Selon les pays émergents, la crédibilité des institutions comme le FMI ou la Banque mondiale, qui viennent en aide aux pays en difficulté, sera à terme mise à mal si ces pays membres ne sont pas représentés de manière proportionnelle à leur poids dans l’économie mondiale.
Selon Robert Zoellick, Président de la Banque mondiale, « nous avons aussi fait de grands progrès en augmentant le poids et l’influence des pays en voie de développement dans le groupe de la Banque mondiale. Cette approbation du changement du poids des votes est cruciale pour la légitimité des banques. Cela signifie qu’on doit reléguer les concepts démodés comme "tiers-monde" à leur juste place, dans les livres d’Histoire ».

Les Etats-Unis demeurent au 1er rang

Après la première phase des réformes décidées en 2008, les pays en développement occupent une part de 44% dans la Banque mondiale. Lors du Sommet du G20 tenu en septembre 2009 à Pittsburgh aux Etats-Unis et de la réunion du Comité de développement en octobre 2009 à Istanbul, les actionnaires de la Banque mondiale ont convenu d’augmenter le droit de vote à au moins 47% pour les pays en développement et en transition.
Le président de la Banque mondiale a souligné que la banque se trouve à un point tournant et que les actionnaires doivent respecter leur engagement en augmentant les droits de vote des pays en développement dans l’organisation financière internationale.

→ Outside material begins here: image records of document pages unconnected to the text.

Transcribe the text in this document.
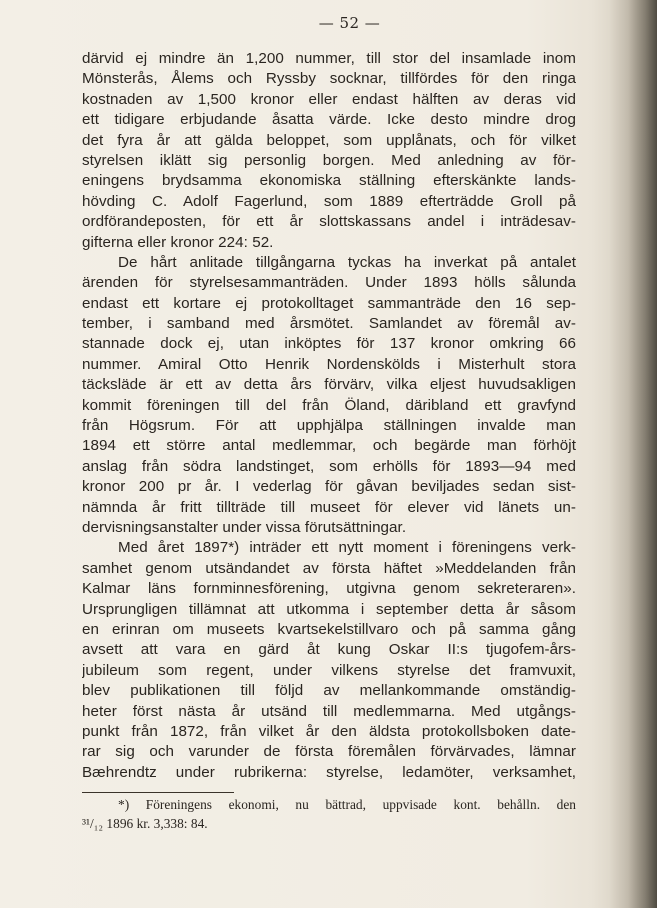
— 52 —
därvid ej mindre än 1,200 nummer, till stor del insamlade inom
Mönsterås, Ålems och Ryssby socknar, tillfördes för den ringa
kostnaden av 1,500 kronor eller endast hälften av deras vid
ett tidigare erbjudande åsatta värde. Icke desto mindre drog
det fyra år att gälda beloppet, som upplånats, och för vilket
styrelsen iklätt sig personlig borgen. Med anledning av för-
eningens brydsamma ekonomiska ställning efterskänkte lands-
hövding C. Adolf Fagerlund, som 1889 efterträdde Groll på
ordförandeposten, för ett år slottskassans andel i inträdesav-
gifterna eller kronor 224: 52.
De hårt anlitade tillgångarna tyckas ha inverkat på antalet
ärenden för styrelsesammanträden. Under 1893 hölls sålunda
endast ett kortare ej protokolltaget sammanträde den 16 sep-
tember, i samband med årsmötet. Samlandet av föremål av-
stannade dock ej, utan inköptes för 137 kronor omkring 66
nummer. Amiral Otto Henrik Nordenskölds i Misterhult stora
täcksläde är ett av detta års förvärv, vilka eljest huvudsakligen
kommit föreningen till del från Öland, däribland ett gravfynd
från Högsrum. För att upphjälpa ställningen invalde man
1894 ett större antal medlemmar, och begärde man förhöjt
anslag från södra landstinget, som erhölls för 1893—94 med
kronor 200 pr år. I vederlag för gåvan beviljades sedan sist-
nämnda år fritt tillträde till museet för elever vid länets un-
dervisningsanstalter under vissa förutsättningar.
Med året 1897*) inträder ett nytt moment i föreningens verk-
samhet genom utsändandet av första häftet »Meddelanden från
Kalmar läns fornminnesförening, utgivna genom sekreteraren».
Ursprungligen tillämnat att utkomma i september detta år såsom
en erinran om museets kvartsekelstillvaro och på samma gång
avsett att vara en gärd åt kung Oskar II:s tjugofem-års-
jubileum som regent, under vilkens styrelse det framvuxit,
blev publikationen till följd av mellankommande omständig-
heter först nästa år utsänd till medlemmarna. Med utgångs-
punkt från 1872, från vilket år den äldsta protokollsboken date-
rar sig och varunder de första föremålen förvärvades, lämnar
Bæhrendtz under rubrikerna: styrelse, ledamöter, verksamhet,
*) Föreningens ekonomi, nu bättrad, uppvisade kont. behålln. den
³¹/₁₂ 1896 kr. 3,338: 84.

Le secrétaire américain au Trésor, Timothy Geithner, a affirmé dimanche que « la nouvelle formule reflète mieux le poids des pays en développement et en transition dans l’économie mondiale, en protégeant les voix des plus petits et pauvres pays ». Les Etats-Unis demeurent tout de même au premier rang en ce qui concerne le droit de vote avec une part de 16,4%, suivis du Japon (7,9%).

Un changement salué par la Chine

Le ministre chinois des Finances, M. Xie Xuren, a salué le changement des modalités de vote. Il a indiqué que le consensus représentait une étape importante vers un droit de vote équitable entre les pays développés et ceux en voie de développement. Il a cependant annoncé que cette réussite ne faisait partie que du seul processus en cours, évoquant ainsi le soutien de la Chine à une révision périodique d’un partage du pouvoir dans l’avenir.

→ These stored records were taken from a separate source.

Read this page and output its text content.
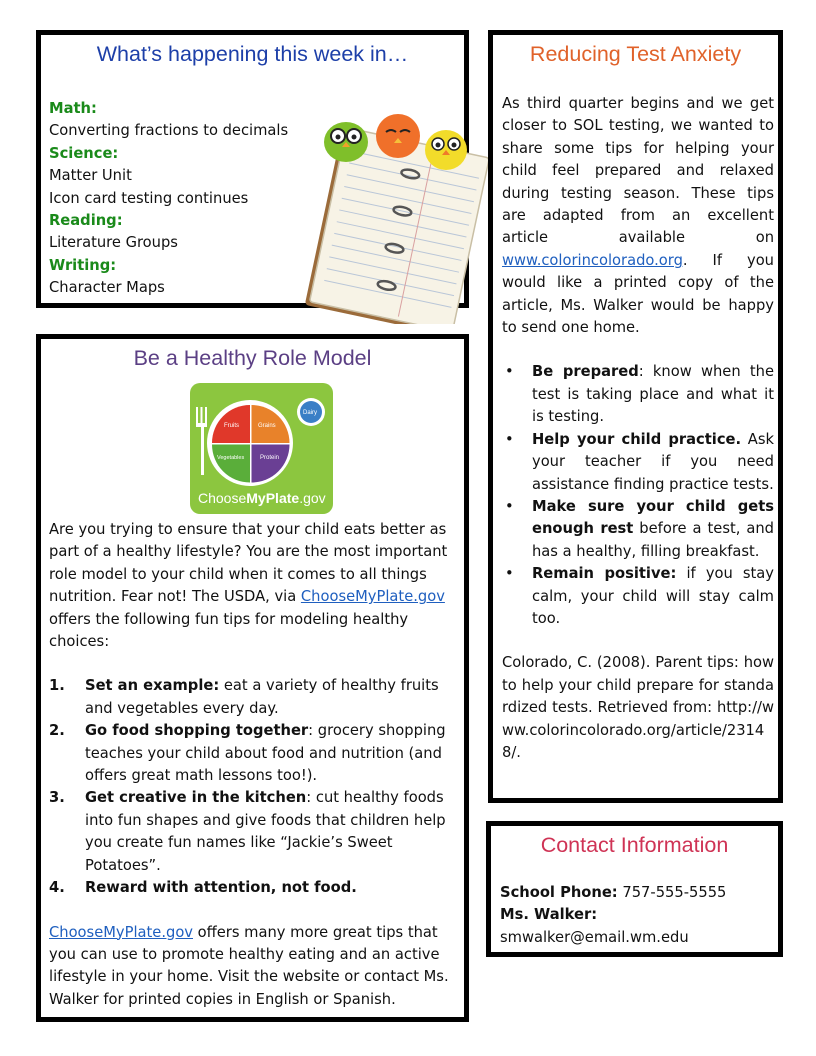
What’s happening this week in…
Math:
Converting fractions to decimals
Science:
Matter Unit
Icon card testing continues
Reading:
Literature Groups
Writing:
Character Maps
Be a Healthy Role Model
Fruits	Grains
Vegetables	Protein
Dairy
ChooseMyPlate.gov

Are you trying to ensure that your child eats better as part of a healthy lifestyle? You are the most important role model to your child when it comes to all things nutrition. Fear not! The USDA, via ChooseMyPlate.gov offers the following fun tips for modeling healthy choices:

1. Set an example: eat a variety of healthy fruits and vegetables every day.
2. Go food shopping together: grocery shopping teaches your child about food and nutrition (and offers great math lessons too!).
3. Get creative in the kitchen: cut healthy foods into fun shapes and give foods that children help you create fun names like “Jackie’s Sweet Potatoes”.
4. Reward with attention, not food.

ChooseMyPlate.gov offers many more great tips that you can use to promote healthy eating and an active lifestyle in your home. Visit the website or contact Ms. Walker for printed copies in English or Spanish.

Reducing Test Anxiety

As third quarter begins and we get closer to SOL testing, we wanted to share some tips for helping your child feel prepared and relaxed during testing season. These tips are adapted from an excellent article available on www.colorincolorado.org. If you would like a printed copy of the article, Ms. Walker would be happy to send one home.

• Be prepared: know when the test is taking place and what it is testing.
• Help your child practice. Ask your teacher if you need assistance finding practice tests.
• Make sure your child gets enough rest before a test, and has a healthy, filling breakfast.
• Remain positive: if you stay calm, your child will stay calm too.

Colorado, C. (2008). Parent tips: how to help your child prepare for standardized tests. Retrieved from: http://www.colorincolorado.org/article/23148/.

Contact Information
School Phone: 757-555-5555
Ms. Walker:
smwalker@email.wm.edu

Rappelons que des pays émergents comme la Chine, l’Inde ou le Brésil qui étaient jusqu’à maintenant des emprunteurs du FMI ou de la banque mondiale sont devenus aujourd’hui des prêteurs de ces institutions internationales. Ainsi leur demande pour une plus grande représentativité dans les institutions financières internationales comme la FMI (Fonds monétaire international) ou la Banque mondiale devient totalement légitime.